And so in the absence of having those people around you, then it's your job as a pure, pure -plate entrepreneur to find those folks. And it's hard, it's not easy. And this is why, and not so much at the seed or pre -seed or pre -series A level, but certainly at the series A, B, C, as an investment banker, we have lot of those relationships. And so the pathway to market is a lot faster, least theoretically, a lot more efficient from our end, but it's hard if you're not from around the circle.

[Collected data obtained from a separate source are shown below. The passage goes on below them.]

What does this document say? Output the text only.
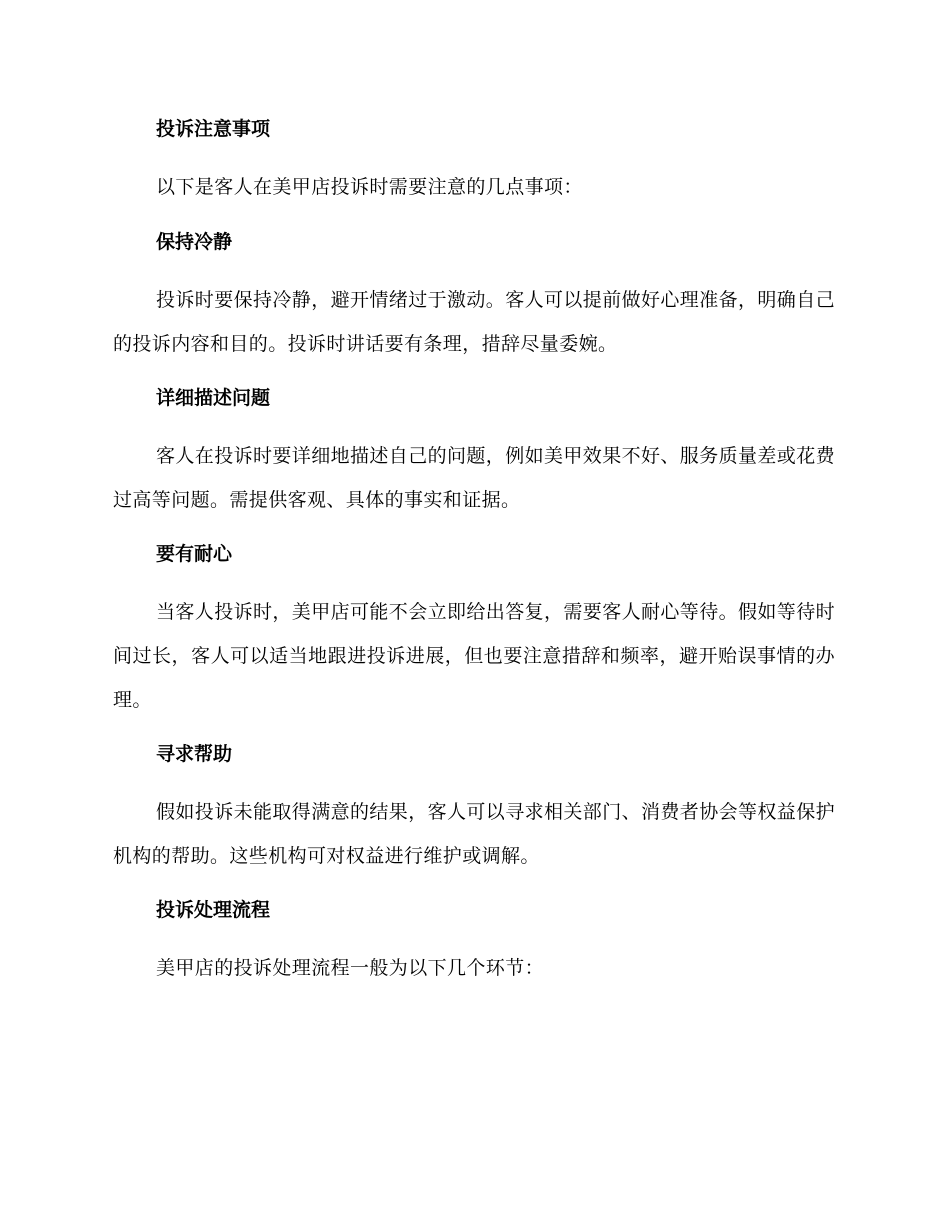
投诉注意事项
以下是客人在美甲店投诉时需要注意的几点事项：
保持冷静
投诉时要保持冷静，避开情绪过于激动。客人可以提前做好心理准备，明确自己的投诉内容和目的。投诉时讲话要有条理，措辞尽量委婉。
详细描述问题
客人在投诉时要详细地描述自己的问题，例如美甲效果不好、服务质量差或花费过高等问题。需提供客观、具体的事实和证据。
要有耐心
当客人投诉时，美甲店可能不会立即给出答复，需要客人耐心等待。假如等待时间过长，客人可以适当地跟进投诉进展，但也要注意措辞和频率，避开贻误事情的办理。
寻求帮助
假如投诉未能取得满意的结果，客人可以寻求相关部门、消费者协会等权益保护机构的帮助。这些机构可对权益进行维护或调解。
投诉处理流程
美甲店的投诉处理流程一般为以下几个环节：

Alicia Roisman Ismach (14:27.332)

When you talk about investments and the companies and the type of investments and how to get to the relations that they need, have you seen companies create interest in them for investment without reaching out to the investors themselves, other than having a representative as an investment banker? There are ways that companies can gain interest and attract investors without going and knocking on their doors?

Eddie Galvan (14:58.611)

Yeah, I mean like, you know, a lot of folks, they pitch in pitch competitions or they go to, know, other accelerators that help them out, right? Y Combinator being the branded one. But there are a number of other accelerators that are part of banks, part of other companies that serve to, for lack of a return, accelerate those ideas into fruition to give opportunities to folks that may not be surrounded with you know, folks that have the means to invest on a one -off basis and they quote friends and family around. So, those are great because those accelerators also provide, you know, a level of mentorship. And the way to think about those guys is they're kind of a variation of, you know, of an advisor and investment banker, you know, that serves that particular part of the value chain, you know, in this ecosystem. And they're great because they do provide significant value. Now, the value comes out of premium.

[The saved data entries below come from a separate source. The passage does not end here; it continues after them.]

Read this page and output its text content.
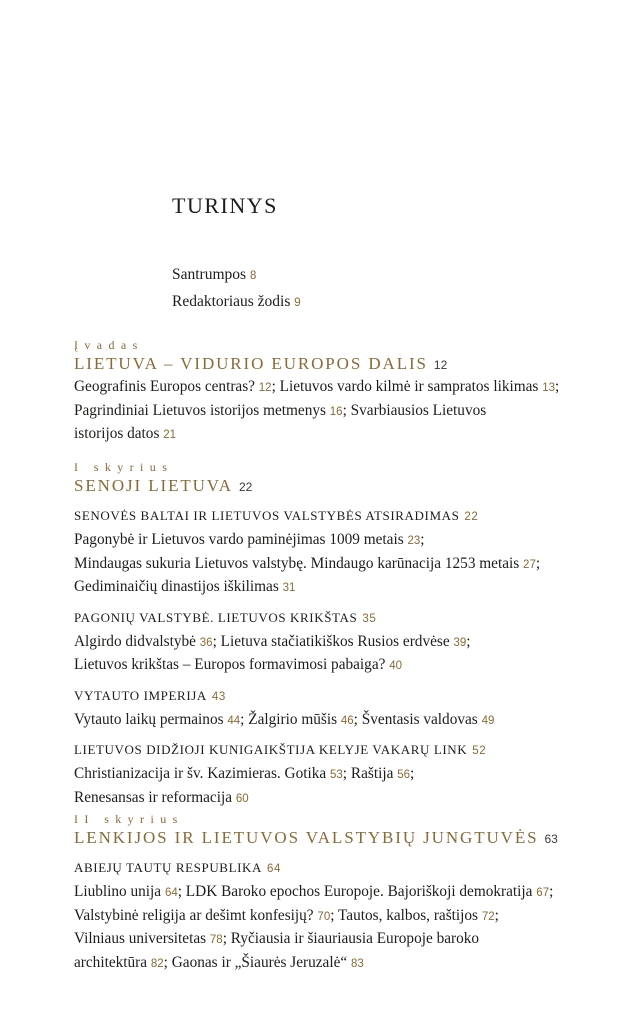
TURINYS
Santrumpos 8
Redaktoriaus žodis 9
Įvadas
LIETUVA – VIDURIO EUROPOS DALIS 12
Geografinis Europos centras? 12; Lietuvos vardo kilmė ir sampratos likimas 13;
Pagrindiniai Lietuvos istorijos metmenys 16; Svarbiausios Lietuvos
istorijos datos 21
I skyrius
SENOJI LIETUVA 22
SENOVĖS BALTAI IR LIETUVOS VALSTYBĖS ATSIRADIMAS 22
Pagonybė ir Lietuvos vardo paminėjimas 1009 metais 23;
Mindaugas sukuria Lietuvos valstybę. Mindaugo karūnacija 1253 metais 27;
Gediminaičių dinastijos iškilimas 31
PAGONIŲ VALSTYBĖ. LIETUVOS KRIKŠTAS 35
Algirdo didvalstybė 36; Lietuva stačiatikiškos Rusios erdvėse 39;
Lietuvos krikštas – Europos formavimosi pabaiga? 40
VYTAUTO IMPERIJA 43
Vytauto laikų permainos 44; Žalgirio mūšis 46; Šventasis valdovas 49
LIETUVOS DIDŽIOJI KUNIGAIKŠTIJA KELYJE VAKARŲ LINK 52
Christianizacija ir šv. Kazimieras. Gotika 53; Raštija 56;
Renesansas ir reformacija 60
II skyrius
LENKIJOS IR LIETUVOS VALSTYBIŲ JUNGTUVĖS 63
ABIEJŲ TAUTŲ RESPUBLIKA 64
Liublino unija 64; LDK Baroko epochos Europoje. Bajoriškoji demokratija 67;
Valstybinė religija ar dešimt konfesijų? 70; Tautos, kalbos, raštijos 72;
Vilniaus universitetas 78; Ryčiausia ir šiauriausia Europoje baroko
architektūra 82; Gaonas ir „Šiaurės Jeruzalė“ 83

It comes at a cost and so long as you're comfortable going down that path. And by the way, sometimes you don't have any other choice. I go back to if you're not surrounded by a wealthy network of people who can invest, then you are where you are and you've got to be okay with that and you've just got to find the opportunities as they see fit. Again, that's part and parcel to being an entrepreneur. People are going to want to see that sort of hustle. And I would also say that I think that's what people are looking for in general from an investability standpoint. One thing is the idea, and that's

And one thing is the story. But really it's going to be in the people, know, is this person the person that's really going to get this thing going? Has he demonstrated or she demonstrated the capacity to really push forward and realize the subject of their ambitions? And so my recommendation for folks that are seeking capital is to go down every pathway, right? See what works. And by the way, not all accelerators are the same. Not all VC firms are the same, just like they're diligent in seeing the companies and the management team, so should the company and the management team be diligent in them and making sure that it's the right fit. And that's sometimes lost in these discussions because there's such a mad dash to raise capital because they're always running out of money or they don't have enough. And that's just the story, unfortunately or fortunately, because you learn a lot of lessons by being in that position that are super important for the growth of the company.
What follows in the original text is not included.